"Zero Displacement at Time t=? - Solve for t

[DrunkEngineer]

Homework Statement

A body experiences acceleration "a" given by the expression a=At-Bt^2 where A and B are constants and t is time. If at time t=0, the body has zero displacement and velocity, at what next value of time does the body again have zero displacement?

Homework Equations

a is in m/s^2
v is in m/s
d is in m

The Attempt at a Solution

when t=0
displacement
at^2 = d = 0 = At^3 - Bt^4
velocity
at = v = 0 = At^2 - Bt^3

 

[Doc Al]

Please write the full expressions for v(t) and x(t).

 

[DrunkEngineer]

v(t) is velocity
dv/dt = At - Bt^2
dv = dt(At - Bt^2)

v(t) = \frac{At^{2}}{2} - \frac{Bt^{3}}{3} + Constant

x(t) is displacement
dx(t)/dt = (At^2)/2 - (Bt^3)/3 + Constant
dx(t) = ((At^2)/2 - (Bt^3)/3 + Constant)dt

x(t) = \frac{At^{3}}{6} - \frac{Bt^{4}}{12} + Constant

 

[Doc Al]

Good.
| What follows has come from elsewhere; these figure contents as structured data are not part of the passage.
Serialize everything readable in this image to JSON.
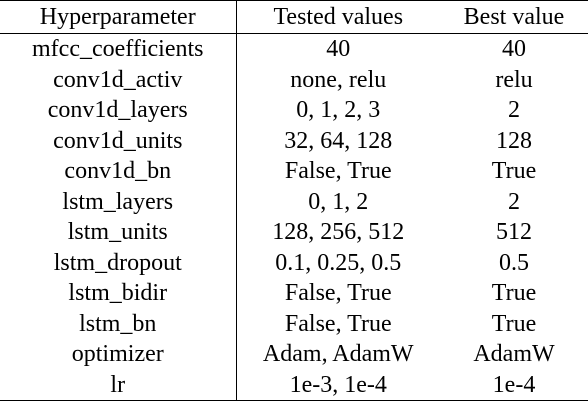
{
  "table": {
    "headers": [
      "Hyperparameter",
      "Tested values",
      "Best value"
    ],
    "rows": [
      [
        "mfcc_coefficients",
        "40",
        "40"
      ],
      [
        "conv1d_activ",
        "none, relu",
        "relu"
      ],
      [
        "conv1d_layers",
        "0, 1, 2, 3",
        "2"
      ],
      [
        "conv1d_units",
        "32, 64, 128",
        "128"
      ],
      [
        "conv1d_bn",
        "False, True",
        "True"
      ],
      [
        "lstm_layers",
        "0, 1, 2",
        "2"
      ],
      [
        "lstm_units",
        "128, 256, 512",
        "512"
      ],
      [
        "lstm_dropout",
        "0.1, 0.25, 0.5",
        "0.5"
      ],
      [
        "lstm_bidir",
        "False, True",
        "True"
      ],
      [
        "lstm_bn",
        "False, True",
        "True"
      ],
      [
        "optimizer",
        "Adam, AdamW",
        "AdamW"
      ],
      [
        "lr",
        "1e-3, 1e-4",
        "1e-4"
      ]
    ]
  }
}
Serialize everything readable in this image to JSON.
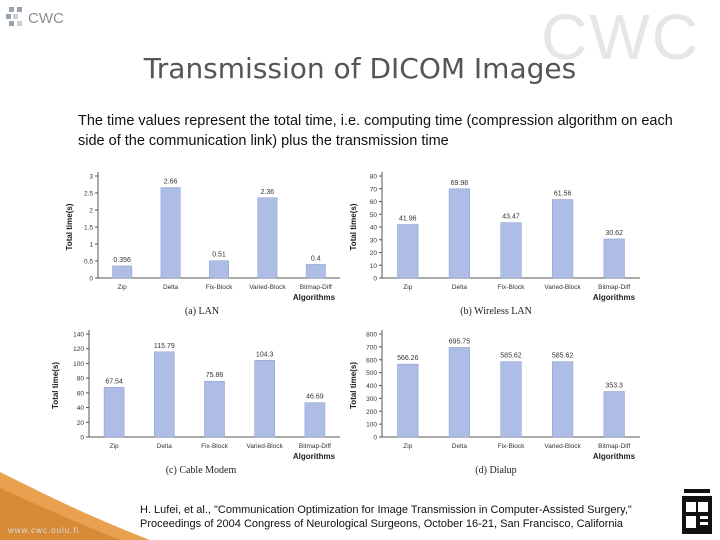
{
  "header": {
    "logo_text": "CWC",
    "watermark": "CWC",
    "title": "Transmission of DICOM Images",
    "subtitle": "The time values represent the total time, i.e. computing time (compression algorithm on each side of the communication link) plus the transmission time"
  },
  "footer": {
    "citation_line1": "H. Lufei, et al., \"Communication Optimization for Image Transmission in Computer-Assisted Surgery,\"",
    "citation_line2": "Proceedings of 2004 Congress of Neurological Surgeons, October 16-21, San Francisco, California",
    "site": "www.cwc.oulu.fi"
  },
  "colors": {
    "bar": "#aebde6",
    "bar_edge": "#8c9ccc",
    "axis": "#555555",
    "wave": "#e8a14f"
  },
  "chart_data": [
    {
      "type": "bar",
      "title": "(a) LAN",
      "xlabel": "Algorithms",
      "ylabel": "Total time(s)",
      "categories": [
        "Zip",
        "Delta",
        "Fix-Block",
        "Varied-Block",
        "Bitmap-Diff"
      ],
      "values": [
        0.356,
        2.66,
        0.51,
        2.36,
        0.4
      ],
      "value_labels": [
        "0.356",
        "2.66",
        "0.51",
        "2.36",
        "0.4"
      ],
      "ylim": [
        0,
        3
      ],
      "yticks": [
        "0",
        "0.5",
        "1",
        "1.5",
        "2",
        "2.5",
        "3"
      ],
      "grid": false
    },
    {
      "type": "bar",
      "title": "(b) Wireless LAN",
      "xlabel": "Algorithms",
      "ylabel": "Total time(s)",
      "categories": [
        "Zip",
        "Delta",
        "Fix-Block",
        "Varied-Block",
        "Bitmap-Diff"
      ],
      "values": [
        41.96,
        69.98,
        43.47,
        61.56,
        30.62
      ],
      "value_labels": [
        "41.96",
        "69.98",
        "43.47",
        "61.56",
        "30.62"
      ],
      "ylim": [
        0,
        80
      ],
      "yticks": [
        "0",
        "10",
        "20",
        "30",
        "40",
        "50",
        "60",
        "70",
        "80"
      ],
      "grid": false
    },
    {
      "type": "bar",
      "title": "(c) Cable Modem",
      "xlabel": "Algorithms",
      "ylabel": "Total time(s)",
      "categories": [
        "Zip",
        "Delta",
        "Fix-Block",
        "Varied-Block",
        "Bitmap-Diff"
      ],
      "values": [
        67.54,
        115.79,
        75.86,
        104.3,
        46.69
      ],
      "value_labels": [
        "67.54",
        "115.79",
        "75.86",
        "104.3",
        "46.69"
      ],
      "ylim": [
        0,
        140
      ],
      "yticks": [
        "0",
        "20",
        "40",
        "60",
        "80",
        "100",
        "120",
        "140"
      ],
      "grid": false
    },
    {
      "type": "bar",
      "title": "(d) Dialup",
      "xlabel": "Algorithms",
      "ylabel": "Total time(s)",
      "categories": [
        "Zip",
        "Delta",
        "Fix-Block",
        "Varied-Block",
        "Bitmap-Diff"
      ],
      "values": [
        566.26,
        695.75,
        585.62,
        585.62,
        353.3
      ],
      "value_labels": [
        "566.26",
        "695.75",
        "585.62",
        "585.62",
        "353.3"
      ],
      "ylim": [
        0,
        800
      ],
      "yticks": [
        "0",
        "100",
        "200",
        "300",
        "400",
        "500",
        "600",
        "700",
        "800"
      ],
      "grid": false
    }
  ]
}
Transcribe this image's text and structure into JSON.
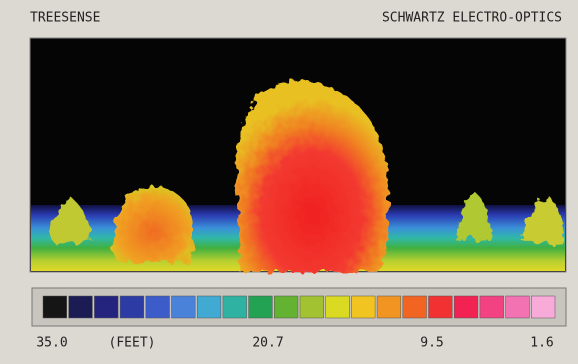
{
  "header": {
    "title": "TREESENSE",
    "vendor": "SCHWARTZ ELECTRO-OPTICS"
  },
  "scale": {
    "colors": [
      "#151515",
      "#1c1c55",
      "#24247e",
      "#2c3ca4",
      "#3c5cca",
      "#4a82da",
      "#40aad2",
      "#30b2a2",
      "#22a252",
      "#64b232",
      "#a2c232",
      "#dada22",
      "#f2c422",
      "#f29422",
      "#f26422",
      "#f23232",
      "#f22252",
      "#f24282",
      "#f272b2",
      "#f8aad8"
    ],
    "labels": [
      "35.0",
      "(FEET)",
      "20.7",
      "9.5",
      "1.6"
    ]
  }
}
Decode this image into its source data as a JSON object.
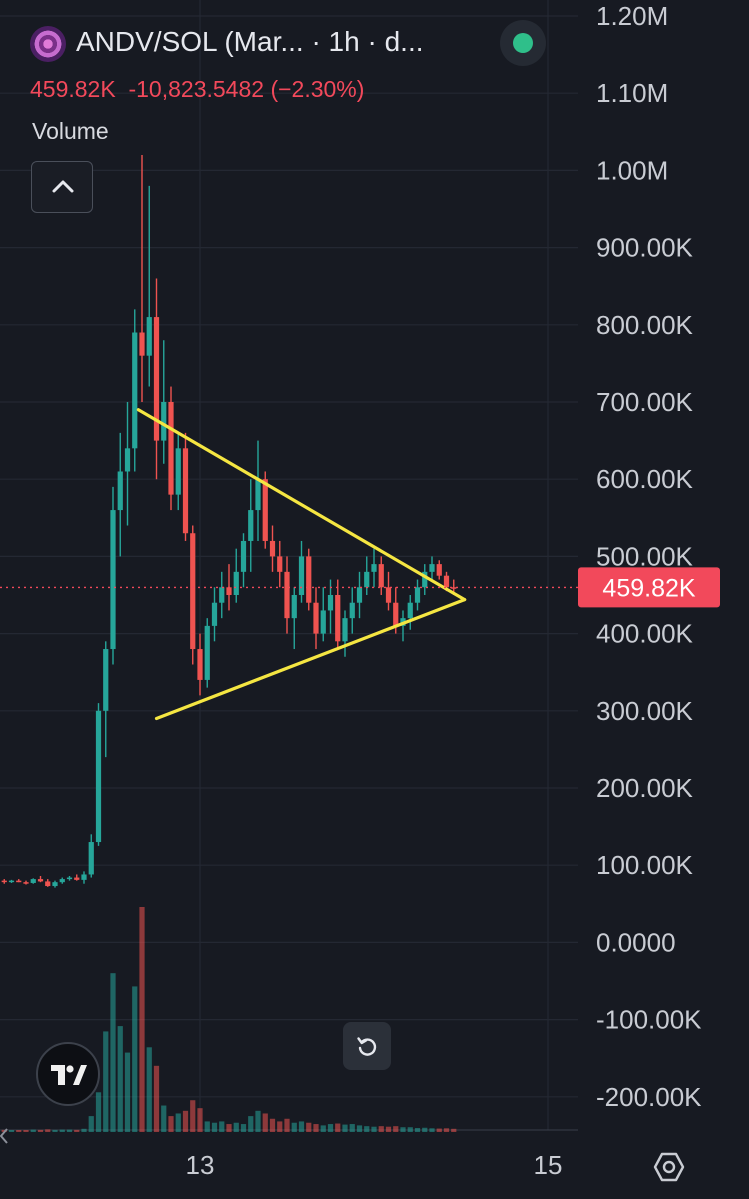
{
  "header": {
    "symbol_title": "ANDV/SOL (Mar... · 1h · d...",
    "price": "459.82K",
    "change": "-10,823.5482",
    "change_pct": "(−2.30%)",
    "volume_label": "Volume",
    "status_color": "#2fbf8a"
  },
  "icons": {
    "collapse": "chevron-up-icon",
    "reset": "rotate-left-icon",
    "logo": "tradingview-logo-icon",
    "settings": "hexagon-gear-icon"
  },
  "colors": {
    "background": "#171a22",
    "up": "#26a69a",
    "down": "#ef5350",
    "trendline": "#f5e642",
    "price_tag": "#f2495b"
  },
  "chart_data": {
    "type": "candlestick",
    "title": "",
    "xlabel": "",
    "ylabel": "",
    "ylim": [
      -240000,
      1220000
    ],
    "y_ticks": [
      "1.20M",
      "1.10M",
      "1.00M",
      "900.00K",
      "800.00K",
      "700.00K",
      "600.00K",
      "500.00K",
      "400.00K",
      "300.00K",
      "200.00K",
      "100.00K",
      "0.0000",
      "-100.00K",
      "-200.00K"
    ],
    "y_tick_values": [
      1200000,
      1100000,
      1000000,
      900000,
      800000,
      700000,
      600000,
      500000,
      400000,
      300000,
      200000,
      100000,
      0,
      -100000,
      -200000
    ],
    "x_ticks": [
      "13",
      "15"
    ],
    "x_tick_hours": [
      27,
      75
    ],
    "x_range_hours": [
      0,
      79
    ],
    "current_price": 459820,
    "current_price_label": "459.82K",
    "trendlines": [
      {
        "name": "",
        "from": [
          18.5,
          690000
        ],
        "to": [
          63.5,
          444000
        ]
      },
      {
        "name": "",
        "from": [
          21,
          290000
        ],
        "to": [
          63.5,
          444000
        ]
      }
    ],
    "candles_per_hour": 1,
    "candles": [
      [
        0,
        80000,
        82000,
        76000,
        79000,
        800
      ],
      [
        1,
        79000,
        81000,
        77000,
        80000,
        700
      ],
      [
        2,
        80000,
        82000,
        78000,
        78000,
        600
      ],
      [
        3,
        78000,
        80000,
        75000,
        77000,
        700
      ],
      [
        4,
        77000,
        83000,
        76000,
        82000,
        900
      ],
      [
        5,
        82000,
        86000,
        78000,
        79000,
        800
      ],
      [
        6,
        79000,
        82000,
        72000,
        73000,
        1000
      ],
      [
        7,
        73000,
        80000,
        71000,
        78000,
        800
      ],
      [
        8,
        78000,
        84000,
        76000,
        82000,
        900
      ],
      [
        9,
        82000,
        86000,
        80000,
        84000,
        900
      ],
      [
        10,
        84000,
        88000,
        80000,
        81000,
        800
      ],
      [
        11,
        81000,
        92000,
        76000,
        88000,
        1200
      ],
      [
        12,
        88000,
        140000,
        84000,
        130000,
        6000
      ],
      [
        13,
        130000,
        310000,
        125000,
        300000,
        15000
      ],
      [
        14,
        300000,
        390000,
        240000,
        380000,
        38000
      ],
      [
        15,
        380000,
        590000,
        360000,
        560000,
        60000
      ],
      [
        16,
        560000,
        660000,
        500000,
        610000,
        40000
      ],
      [
        17,
        610000,
        700000,
        540000,
        640000,
        30000
      ],
      [
        18,
        640000,
        820000,
        610000,
        790000,
        55000
      ],
      [
        19,
        790000,
        1020000,
        700000,
        760000,
        85000
      ],
      [
        20,
        760000,
        980000,
        720000,
        810000,
        32000
      ],
      [
        21,
        810000,
        860000,
        600000,
        650000,
        25000
      ],
      [
        22,
        650000,
        780000,
        620000,
        700000,
        10000
      ],
      [
        23,
        700000,
        720000,
        560000,
        580000,
        6000
      ],
      [
        24,
        580000,
        660000,
        560000,
        640000,
        7000
      ],
      [
        25,
        640000,
        660000,
        520000,
        530000,
        8000
      ],
      [
        26,
        530000,
        540000,
        360000,
        380000,
        12000
      ],
      [
        27,
        380000,
        400000,
        320000,
        340000,
        9000
      ],
      [
        28,
        340000,
        420000,
        330000,
        410000,
        4000
      ],
      [
        29,
        410000,
        460000,
        390000,
        440000,
        3500
      ],
      [
        30,
        440000,
        480000,
        420000,
        460000,
        4000
      ],
      [
        31,
        460000,
        490000,
        430000,
        450000,
        3000
      ],
      [
        32,
        450000,
        510000,
        440000,
        480000,
        3500
      ],
      [
        33,
        480000,
        530000,
        460000,
        520000,
        3000
      ],
      [
        34,
        520000,
        600000,
        480000,
        560000,
        6000
      ],
      [
        35,
        560000,
        650000,
        520000,
        600000,
        8000
      ],
      [
        36,
        600000,
        610000,
        510000,
        520000,
        7000
      ],
      [
        37,
        520000,
        540000,
        480000,
        500000,
        5000
      ],
      [
        38,
        500000,
        520000,
        460000,
        480000,
        4000
      ],
      [
        39,
        480000,
        500000,
        400000,
        420000,
        5000
      ],
      [
        40,
        420000,
        460000,
        380000,
        450000,
        3500
      ],
      [
        41,
        450000,
        520000,
        440000,
        500000,
        4000
      ],
      [
        42,
        500000,
        510000,
        430000,
        440000,
        3500
      ],
      [
        43,
        440000,
        460000,
        380000,
        400000,
        3000
      ],
      [
        44,
        400000,
        460000,
        390000,
        430000,
        2500
      ],
      [
        45,
        430000,
        470000,
        400000,
        450000,
        3000
      ],
      [
        46,
        450000,
        470000,
        380000,
        390000,
        3200
      ],
      [
        47,
        390000,
        430000,
        370000,
        420000,
        2800
      ],
      [
        48,
        420000,
        460000,
        400000,
        440000,
        3000
      ],
      [
        49,
        440000,
        480000,
        420000,
        460000,
        2500
      ],
      [
        50,
        460000,
        500000,
        450000,
        480000,
        2200
      ],
      [
        51,
        480000,
        510000,
        460000,
        490000,
        2000
      ],
      [
        52,
        490000,
        500000,
        450000,
        460000,
        2200
      ],
      [
        53,
        460000,
        480000,
        430000,
        440000,
        2000
      ],
      [
        54,
        440000,
        460000,
        400000,
        410000,
        2200
      ],
      [
        55,
        410000,
        430000,
        390000,
        420000,
        1800
      ],
      [
        56,
        420000,
        450000,
        405000,
        440000,
        1800
      ],
      [
        57,
        440000,
        470000,
        430000,
        460000,
        1500
      ],
      [
        58,
        460000,
        490000,
        450000,
        480000,
        1600
      ],
      [
        59,
        480000,
        500000,
        470000,
        490000,
        1400
      ],
      [
        60,
        490000,
        495000,
        470000,
        475000,
        1300
      ],
      [
        61,
        475000,
        480000,
        455000,
        460000,
        1400
      ],
      [
        62,
        460000,
        470000,
        450000,
        459820,
        1200
      ]
    ]
  }
}
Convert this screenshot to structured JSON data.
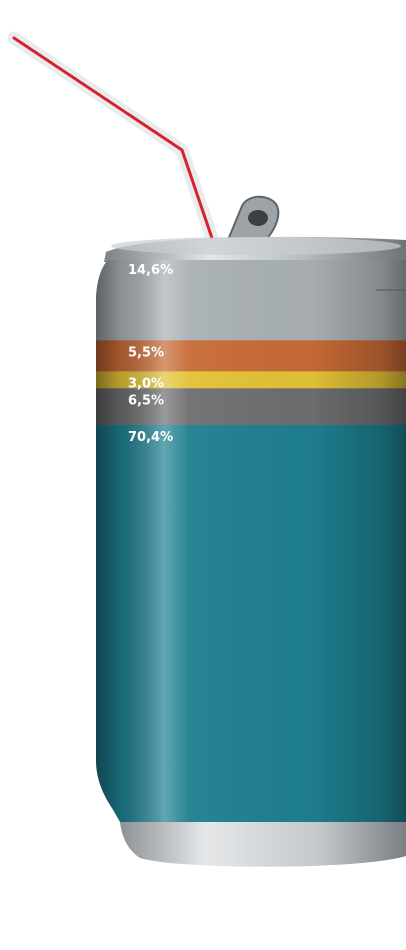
{
  "chart_data": {
    "type": "bar",
    "categories": [
      "segment-1",
      "segment-2",
      "segment-3",
      "segment-4",
      "segment-5"
    ],
    "values": [
      14.6,
      5.5,
      3.0,
      6.5,
      70.4
    ],
    "value_labels": [
      "14,6%",
      "5,5%",
      "3,0%",
      "6,5%",
      "70,4%"
    ],
    "colors": [
      "#a9b0b4",
      "#c76a35",
      "#e2c236",
      "#6d6e70",
      "#1e7f90"
    ],
    "stacked": true,
    "orientation": "vertical",
    "title": "",
    "xlabel": "",
    "ylabel": ""
  }
}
What must each "Constant" equal?

 

[DrunkEngineer]

initial velocity
v(t) = \frac{At^{2}}{2} - \frac{Bt^{3}}{3} + v_{o}

initial displacement
x(t) = \frac{At^{3}}{6} - \frac{Bt^{4}}{12} + x_{o}

at t = 0;
For v(t):
v(0) = v_{o}

since v_{o} = 0 at time t = 0
v(0) = 0

For x(t):
x(0) = x_{o}

since x_{o} = 0 at time t = 0
x(0) = 0when :
x(t) = 0
x(t) = \frac{At^{3}}{6} - \frac{Bt^{4}}{12} + x_{o}

0 = \frac{At^{3}}{6} - \frac{Bt^{4}}{12} + 0

\frac{At^{3}}{6} = \frac{Bt^{4}}{12}

\frac{A}{6} = \frac{Bt}{12}

\frac{2A}{B} = t

 

[Doc Al]

Looks good to me.